Expert advices


More than 20% of the vehicles submitted for the roadworthiness test then have to undergo a re-test requiring repair. Indeed, since the roadworthiness test reform of 2019, 133 checkpoints are now included, which are themselves divided into 610 faults, 470 of which may require a re-test. Of these 470 faults, 341 faults are considered to be major and 129 critical.  

For this reason, before you take your vehicle for a roadworthiness test, we recommend that you review a few important checkpoints that will help you avoid a re-test.  

What are the essential points to check when submitting your vehicle for the roadworthiness test?

To help your vehicle pass its roadworthiness test, our experts have compiled a list of 8 checkpoints that you can easily check yourself.  

  • Checkpoint No. 1: vehicle identification (licence plates)

For this first step, simply check your front and rear licence plates to make sure they comply with current regulations. They must be legible, properly attached to the bodywork and tally with the information on your vehicle registration certificate.  

  • Checkpoint No. 2: road adherence (tyres)

First visually check your tyres to make sure that they have no cuts, deformations or bulges. You can check the wear of your tyres using the wear indicators in the tread grooves: the depth of the tread grooves must not be less than 1.6 mm. Finally, visually check that your tyre pressure is correct.


  • Checkpoint No. 3: the braking system

First check your vehicle’s brake fluid level. Then, if you notice that your vehicle swings to the right or left when the brake pedal is pressed when you are driving, this most likely means that your brake pads and discs are damaged. You will then have to change them before your roadworthiness test.  


  • Checkpoint No. 4: shock absorbers

To check the condition of your shock absorbers, look for oil stains that would indicate possible leakage from the system. Also check the shock absorber rod and body to make sure they are not distorted or corroded and check the fasteners for condition.

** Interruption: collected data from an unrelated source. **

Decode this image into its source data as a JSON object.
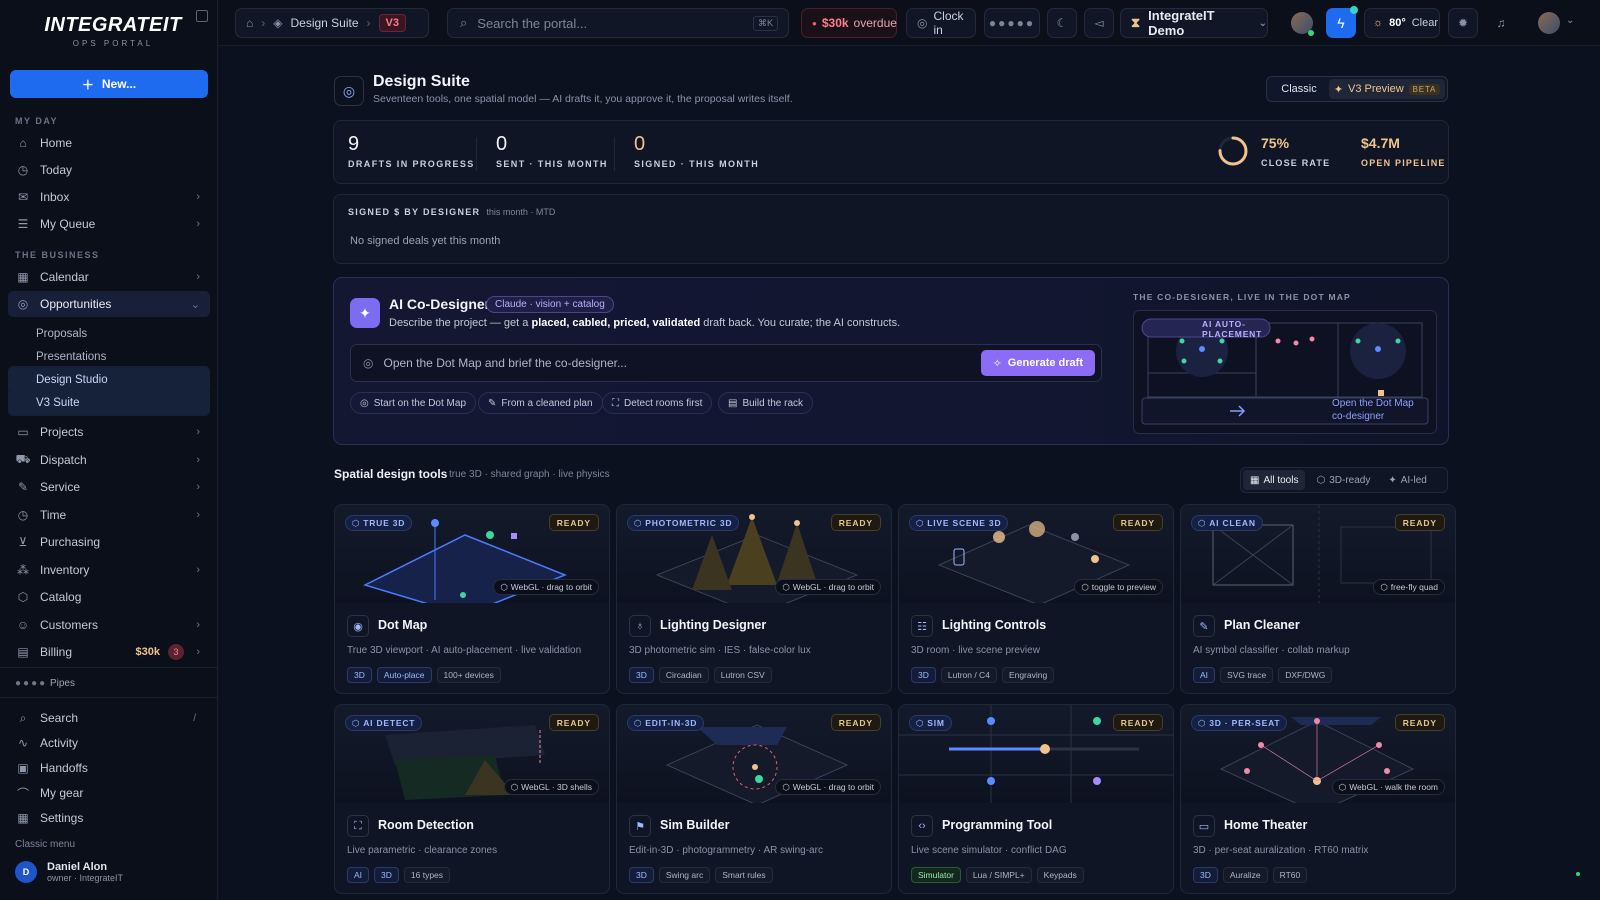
{
  "sidebar": {
    "logo": "INTEGRATEIT",
    "logo_sub": "OPS PORTAL",
    "new_button": "New...",
    "sections": {
      "my_day": "MY DAY",
      "business": "THE BUSINESS"
    },
    "my_day": [
      {
        "label": "Home",
        "icon": "home-icon"
      },
      {
        "label": "Today",
        "icon": "clock-icon"
      },
      {
        "label": "Inbox",
        "icon": "mail-icon",
        "chevron": true
      },
      {
        "label": "My Queue",
        "icon": "list-icon",
        "chevron": true
      }
    ],
    "business": [
      {
        "label": "Calendar",
        "icon": "grid-icon",
        "chevron": true
      },
      {
        "label": "Opportunities",
        "icon": "target-icon",
        "chevron": true,
        "expanded": true
      }
    ],
    "opportunities_sub": [
      "Proposals",
      "Presentations",
      "Design Studio",
      "V3 Suite"
    ],
    "business_more": [
      {
        "label": "Projects",
        "icon": "clipboard-icon",
        "chevron": true
      },
      {
        "label": "Dispatch",
        "icon": "truck-icon",
        "chevron": true
      },
      {
        "label": "Service",
        "icon": "wrench-icon",
        "chevron": true
      },
      {
        "label": "Time",
        "icon": "clock-icon",
        "chevron": true
      },
      {
        "label": "Purchasing",
        "icon": "cart-icon"
      },
      {
        "label": "Inventory",
        "icon": "boxes-icon",
        "chevron": true
      },
      {
        "label": "Catalog",
        "icon": "package-icon"
      },
      {
        "label": "Customers",
        "icon": "users-icon",
        "chevron": true
      },
      {
        "label": "Billing",
        "icon": "receipt-icon",
        "chevron": true,
        "amount": "$30k",
        "count": "3"
      }
    ],
    "pipes": "Pipes",
    "tools": [
      {
        "label": "Search",
        "icon": "search-icon",
        "shortcut": "/"
      },
      {
        "label": "Activity",
        "icon": "activity-icon"
      },
      {
        "label": "Handoffs",
        "icon": "inbox-icon"
      },
      {
        "label": "My gear",
        "icon": "gear-bag-icon"
      },
      {
        "label": "Settings",
        "icon": "grid-icon"
      }
    ],
    "classic_menu": "Classic menu",
    "user": {
      "initial": "D",
      "name": "Daniel Alon",
      "role": "owner · IntegrateIT"
    }
  },
  "topbar": {
    "breadcrumb": "Design Suite",
    "badge": "V3",
    "search_placeholder": "Search the portal...",
    "search_shortcut": "⌘K",
    "overdue_amount": "$30k",
    "overdue_label": "overdue",
    "clock_in": "Clock in",
    "org": "IntegrateIT Demo",
    "temp": "80°",
    "weather": "Clear"
  },
  "page": {
    "title": "Design Suite",
    "subtitle": "Seventeen tools, one spatial model — AI drafts it, you approve it, the proposal writes itself.",
    "toggle_classic": "Classic",
    "toggle_preview": "V3 Preview",
    "toggle_beta": "BETA"
  },
  "stats": [
    {
      "value": "9",
      "label": "DRAFTS IN PROGRESS"
    },
    {
      "value": "0",
      "label": "SENT · THIS MONTH"
    },
    {
      "value": "0",
      "label": "SIGNED · THIS MONTH"
    }
  ],
  "close_rate": {
    "value": "75%",
    "label": "CLOSE RATE",
    "fraction": 0.75
  },
  "pipeline": {
    "value": "$4.7M",
    "label": "OPEN PIPELINE"
  },
  "signed_panel": {
    "title": "SIGNED $ BY DESIGNER",
    "period": "this month · MTD",
    "empty": "No signed deals yet this month"
  },
  "ai": {
    "title": "AI Co-Designer",
    "tag": "Claude · vision + catalog",
    "desc_pre": "Describe the project — get a",
    "desc_bold": "placed, cabled, priced, validated",
    "desc_post": "draft back. You curate; the AI constructs.",
    "brief_placeholder": "Open the Dot Map and brief the co-designer...",
    "generate": "Generate draft",
    "chips": [
      "Start on the Dot Map",
      "From a cleaned plan",
      "Detect rooms first",
      "Build the rack"
    ],
    "map_label": "THE CO-DESIGNER, LIVE IN THE DOT MAP",
    "map_badge": "AI AUTO-PLACEMENT",
    "map_cta": "Open the Dot Map co-designer"
  },
  "tools_section": {
    "title": "Spatial design tools",
    "subtitle": "true 3D · shared graph · live physics",
    "filters": [
      "All tools",
      "3D-ready",
      "AI-led"
    ]
  },
  "cards": [
    {
      "badge": "TRUE 3D",
      "status": "READY",
      "overlay": "WebGL · drag to orbit",
      "name": "Dot Map",
      "icon": "pin-icon",
      "desc": "True 3D viewport · AI auto-placement · live validation",
      "tags": [
        "3D",
        "Auto-place",
        "100+ devices"
      ]
    },
    {
      "badge": "PHOTOMETRIC 3D",
      "status": "READY",
      "overlay": "WebGL · drag to orbit",
      "name": "Lighting Designer",
      "icon": "bulb-icon",
      "desc": "3D photometric sim · IES · false-color lux",
      "tags": [
        "3D",
        "Circadian",
        "Lutron CSV"
      ]
    },
    {
      "badge": "LIVE SCENE 3D",
      "status": "READY",
      "overlay": "toggle to preview",
      "name": "Lighting Controls",
      "icon": "sliders-icon",
      "desc": "3D room · live scene preview",
      "tags": [
        "3D",
        "Lutron / C4",
        "Engraving"
      ]
    },
    {
      "badge": "AI CLEAN",
      "status": "READY",
      "overlay": "free-fly quad",
      "name": "Plan Cleaner",
      "icon": "pen-icon",
      "desc": "AI symbol classifier · collab markup",
      "tags": [
        "AI",
        "SVG trace",
        "DXF/DWG"
      ]
    },
    {
      "badge": "AI DETECT",
      "status": "READY",
      "overlay": "WebGL · 3D shells",
      "name": "Room Detection",
      "icon": "scan-icon",
      "desc": "Live parametric · clearance zones",
      "tags": [
        "AI",
        "3D",
        "16 types"
      ]
    },
    {
      "badge": "EDIT-IN-3D",
      "status": "READY",
      "overlay": "WebGL · drag to orbit",
      "name": "Sim Builder",
      "icon": "flag-icon",
      "desc": "Edit-in-3D · photogrammetry · AR swing-arc",
      "tags": [
        "3D",
        "Swing arc",
        "Smart rules"
      ]
    },
    {
      "badge": "SIM",
      "status": "READY",
      "overlay": "",
      "name": "Programming Tool",
      "icon": "code-icon",
      "desc": "Live scene simulator · conflict DAG",
      "tags": [
        "Simulator",
        "Lua / SIMPL+",
        "Keypads"
      ]
    },
    {
      "badge": "3D · PER-SEAT",
      "status": "READY",
      "overlay": "WebGL · walk the room",
      "name": "Home Theater",
      "icon": "tv-icon",
      "desc": "3D · per-seat auralization · RT60 matrix",
      "tags": [
        "3D",
        "Auralize",
        "RT60"
      ]
    }
  ]
}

  • Checkpoint No. 5: visibility (windscreen and windows)

Check the condition of your windscreen and windows to make sure there are no cracks more than 30 cm long. Also make sure that your windscreen wipers are working properly and that your rear-view mirrors and demister are properly adjusted.  

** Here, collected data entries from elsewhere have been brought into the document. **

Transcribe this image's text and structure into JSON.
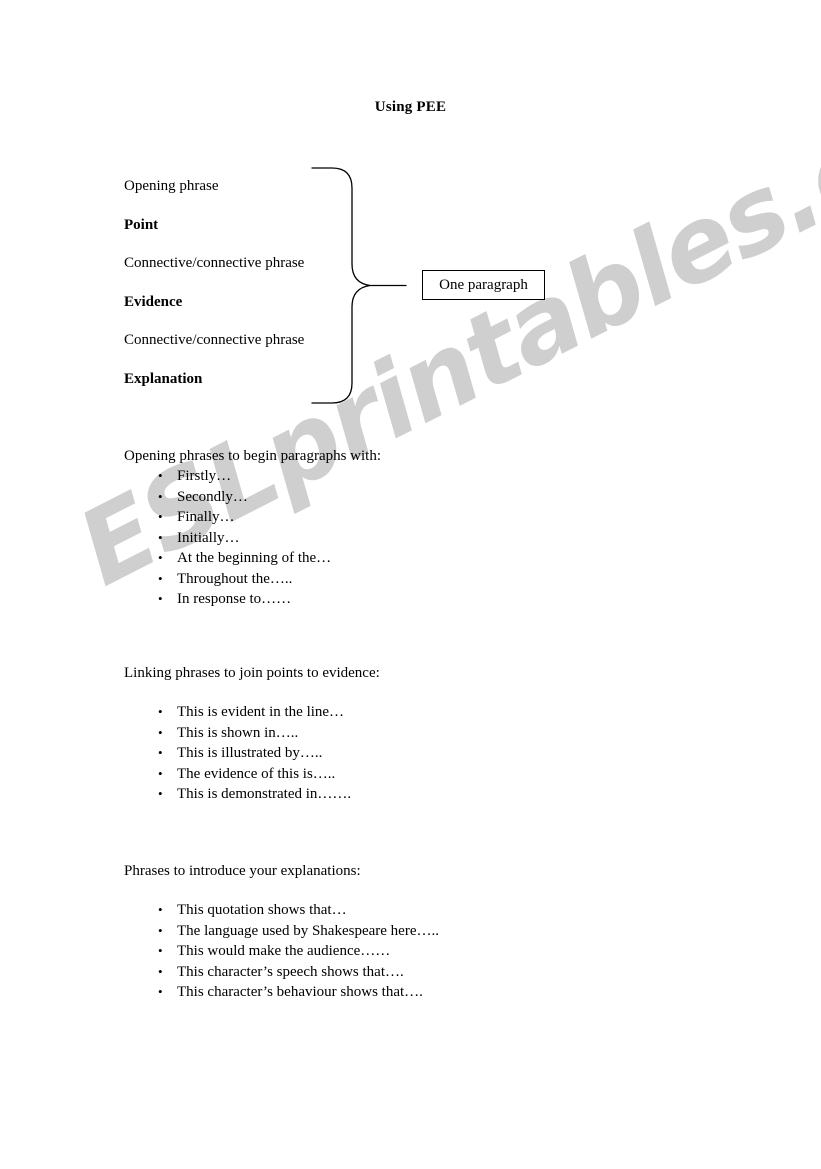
{
  "document": {
    "title": "Using PEE"
  },
  "watermark": {
    "text": "ESLprintables.com",
    "color": "#cfcfcf"
  },
  "diagram": {
    "rows": [
      {
        "label": "Opening phrase",
        "bold": false
      },
      {
        "label": "Point",
        "bold": true
      },
      {
        "label": "Connective/connective phrase",
        "bold": false
      },
      {
        "label": "Evidence",
        "bold": true
      },
      {
        "label": "Connective/connective phrase",
        "bold": false
      },
      {
        "label": "Explanation",
        "bold": true
      }
    ],
    "callout_label": "One paragraph"
  },
  "sections": [
    {
      "heading": "Opening phrases to begin paragraphs with:",
      "items": [
        "Firstly…",
        "Secondly…",
        "Finally…",
        "Initially…",
        "At the beginning of the…",
        "Throughout the…..",
        "In response to……"
      ]
    },
    {
      "heading": "Linking phrases to join points to evidence:",
      "items": [
        "This is evident in the line…",
        "This is shown in…..",
        "This is illustrated by…..",
        "The evidence of this is…..",
        "This is demonstrated in……."
      ]
    },
    {
      "heading": "Phrases to introduce your explanations:",
      "items": [
        "This quotation shows that…",
        "The language used by Shakespeare here…..",
        "This would make the audience……",
        "This character’s speech shows that….",
        "This character’s behaviour shows that…."
      ]
    }
  ]
}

  • Checkpoint No. 6: lighting and indicators

To ensure that your lighting system is in proper condition, check all your lights:  

  • front sidelights,
  • dipped-beam headlights,
  • main-beam headlights,
  • brake lights,
  • 3rd brake light,
  • hazard warning lights,
  • turn indicator lights, licence plate illumination
  • rear and side reflectors.

At the same time, make sure the horn and dashboard lights are working properly. For simplicity, do not hesitate to ask someone to help you.


  • Checkpoint No. 7: exhaust system

Your exhaust pipe tells you about your vehicle’s pollution level. If your vehicle emits black smoke when you start the engine, we recommend using an engine additive that can be poured directly into the fuel tank. If the problem persists, have your vehicle checked by a professional. Also, make sure your exhaust pipe has no leaks and is properly secured.

  • Checkpoint No. 8: passenger compartment equipment

The last checkpoint that you can easily perform relates to the interior equipment. For this purpose, make sure that your seats are properly secured and are working properly, and check the seat belts. If you have a baby seat, remember to remove it so as not to hinder the tester. 

Finally, remember to check the engine oil, brake fluid, power steering fluid and windscreen washer fluid levels to maximise your vehicle’s chances of passing the roadworthiness test.